Friday, February 8, 2013

     What's in a voice?  Plenty:  our voice defines and expresses who we are.  Never has this been more true in the life of Jack Kerouac, the American author most famous for his existentialist travel classics On the Road and Big Sur.  Author Joyce Johnson, who at one point in her life had a relationship with Kerouac, titled her newly released biography of her long ago friend The Voice is All.  Using careful and well informed research, Ms. Johnson paints a memorable portrait of Kerouac as a person who struggled to find his voice, his muse, his authorial vision, the unfolding of the contents of his thought, the numerous twists of his life, relationships, and longings.  And as anyone who has read his travel classics knows, he succeeded brilliantly.

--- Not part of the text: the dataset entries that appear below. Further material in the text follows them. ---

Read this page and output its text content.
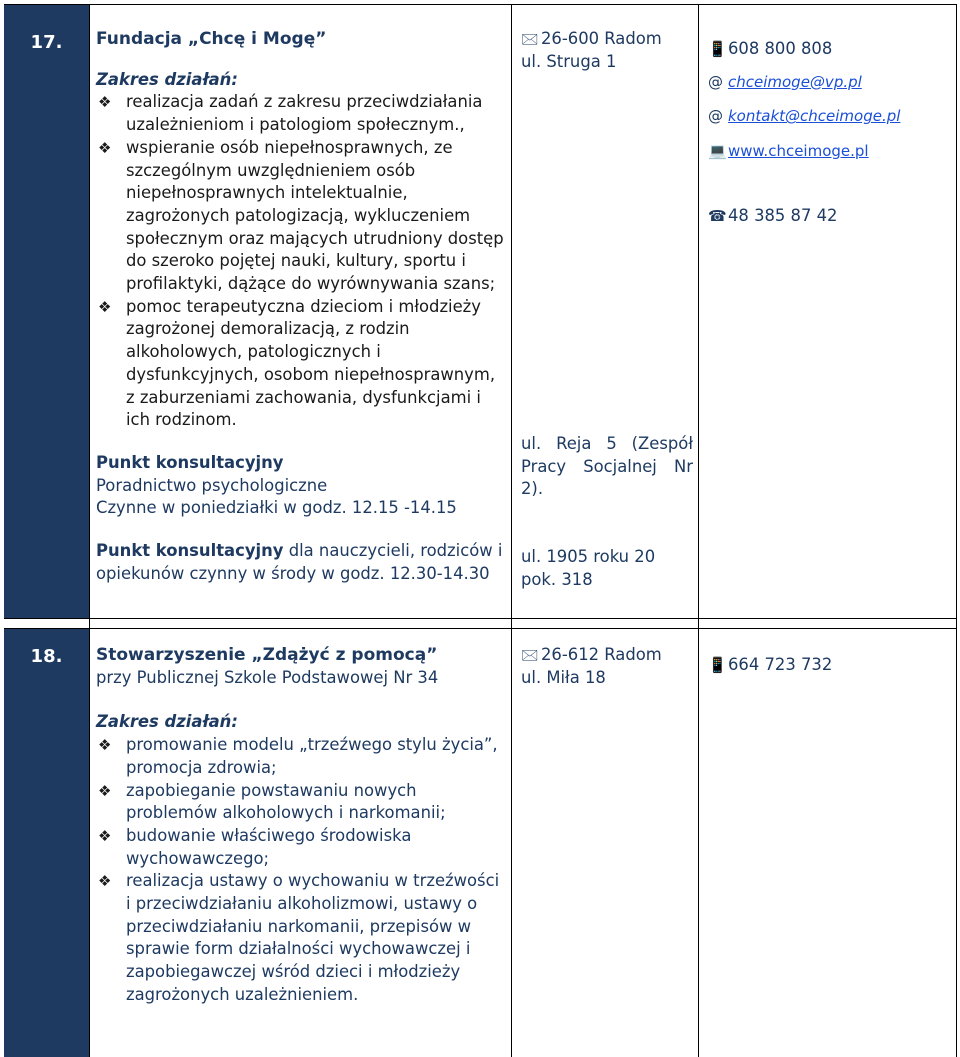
17.
18.
Fundacja „Chcę i Mogę”
Zakres działań:
❖ realizacja zadań z zakresu przeciwdziałania uzależnieniom i patologiom społecznym.,
❖ wspieranie osób niepełnosprawnych, ze szczególnym uwzględnieniem osób niepełnosprawnych intelektualnie, zagrożonych patologizacją, wykluczeniem społecznym oraz mających utrudniony dostęp do szeroko pojętej nauki, kultury, sportu i profilaktyki, dążące do wyrównywania szans;
❖ pomoc terapeutyczna dzieciom i młodzieży zagrożonej demoralizacją, z rodzin alkoholowych, patologicznych i dysfunkcyjnych, osobom niepełnosprawnym, z zaburzeniami zachowania, dysfunkcjami i ich rodzinom.
Punkt konsultacyjny
Poradnictwo psychologiczne
Czynne w poniedziałki w godz. 12.15 -14.15
Punkt konsultacyjny dla nauczycieli, rodziców i opiekunów czynny w środy w godz. 12.30-14.30
🖂 26-600 Radom
ul. Struga 1
ul. Reja 5 (Zespół Pracy Socjalnej Nr 2).
ul. 1905 roku 20
pok. 318
📱608 800 808
@ chceimoge@vp.pl
@ kontakt@chceimoge.pl
💻www.chceimoge.pl
☎48 385 87 42
Stowarzyszenie „Zdążyć z pomocą”
przy Publicznej Szkole Podstawowej Nr 34
Zakres działań:
❖ promowanie modelu „trzeźwego stylu życia”, promocja zdrowia;
❖ zapobieganie powstawaniu nowych problemów alkoholowych i narkomanii;
❖ budowanie właściwego środowiska wychowawczego;
❖ realizacja ustawy o wychowaniu w trzeźwości i przeciwdziałaniu alkoholizmowi, ustawy o przeciwdziałaniu narkomanii, przepisów w sprawie form działalności wychowawczej i zapobiegawczej wśród dzieci i młodzieży zagrożonych uzależnieniem.
🖂 26-612 Radom
ul. Miła 18
📱664 723 732
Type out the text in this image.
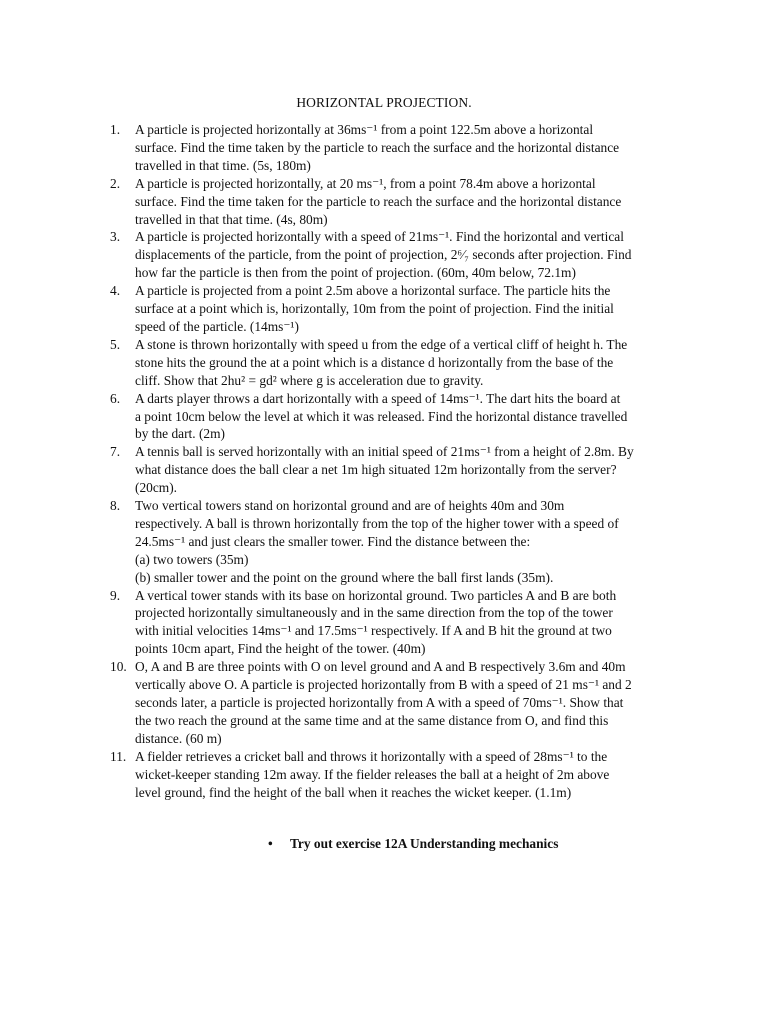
HORIZONTAL PROJECTION.
1.	A particle is projected horizontally at 36ms⁻¹ from a point 122.5m above a horizontal
surface. Find the time taken by the particle to reach the surface and the horizontal distance
travelled in that time. (5s, 180m)
2.	A particle is projected horizontally, at 20 ms⁻¹, from a point 78.4m above a horizontal
surface. Find the time taken for the particle to reach the surface and the horizontal distance
travelled in that that time. (4s, 80m)
3.	A particle is projected horizontally with a speed of 21ms⁻¹. Find the horizontal and vertical
displacements of the particle, from the point of projection, 2⁶⁄₇ seconds after projection. Find
how far the particle is then from the point of projection. (60m, 40m below, 72.1m)
4.	A particle is projected from a point 2.5m above a horizontal surface. The particle hits the
surface at a point which is, horizontally, 10m from the point of projection. Find the initial
speed of the particle. (14ms⁻¹)
5.	A stone is thrown horizontally with speed u from the edge of a vertical cliff of height h. The
stone hits the ground the at a point which is a distance d horizontally from the base of the
cliff. Show that 2hu² = gd² where g is acceleration due to gravity.
6.	A darts player throws a dart horizontally with a speed of 14ms⁻¹. The dart hits the board at
a point 10cm below the level at which it was released. Find the horizontal distance travelled
by the dart. (2m)
7.	A tennis ball is served horizontally with an initial speed of 21ms⁻¹ from a height of 2.8m. By
what distance does the ball clear a net 1m high situated 12m horizontally from the server?
(20cm).
8.	Two vertical towers stand on horizontal ground and are of heights 40m and 30m
respectively. A ball is thrown horizontally from the top of the higher tower with a speed of
24.5ms⁻¹ and just clears the smaller tower. Find the distance between the:
(a) two towers (35m)
(b) smaller tower and the point on the ground where the ball first lands (35m).
9.	A vertical tower stands with its base on horizontal ground. Two particles A and B are both
projected horizontally simultaneously and in the same direction from the top of the tower
with initial velocities 14ms⁻¹ and 17.5ms⁻¹ respectively. If A and B hit the ground at two
points 10cm apart, Find the height of the tower. (40m)
10. O, A and B are three points with O on level ground and A and B respectively 3.6m and 40m
vertically above O. A particle is projected horizontally from B with a speed of 21 ms⁻¹ and 2
seconds later, a particle is projected horizontally from A with a speed of 70ms⁻¹. Show that
the two reach the ground at the same time and at the same distance from O, and find this
distance. (60 m)
11. A fielder retrieves a cricket ball and throws it horizontally with a speed of 28ms⁻¹ to the
wicket-keeper standing 12m away. If the fielder releases the ball at a height of 2m above
level ground, find the height of the ball when it reaches the wicket keeper. (1.1m)
• Try out exercise 12A Understanding mechanics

     As expressive beings, we are born with the capacity--and desire--to give voice to what we think, consider, and feel, to make concrete the innards of our person.  We all want to, in some way, to announce ourselves; we all want to, in some way, to make ourselves known, to give voice to who we in ourselves are, our unique manifestation of being amidst a vast and nebulous sea of human beingness.
     And why not?  Each of us is wonderful, special, and unique.  There is no one, absolutely no one, who is exactly like us.  And there is no one, absolutely no one, whose voice, whose expression of life's wonder is precisely like our own.  The universe is ours to know, the universe is ours to share.  It speaks, and so must we.  Otherwise, we're nothing.
     Imagine a voiceless universe, a universe with no reason to speak:  who would give it speech?
     To wit:  only one from whom all things come.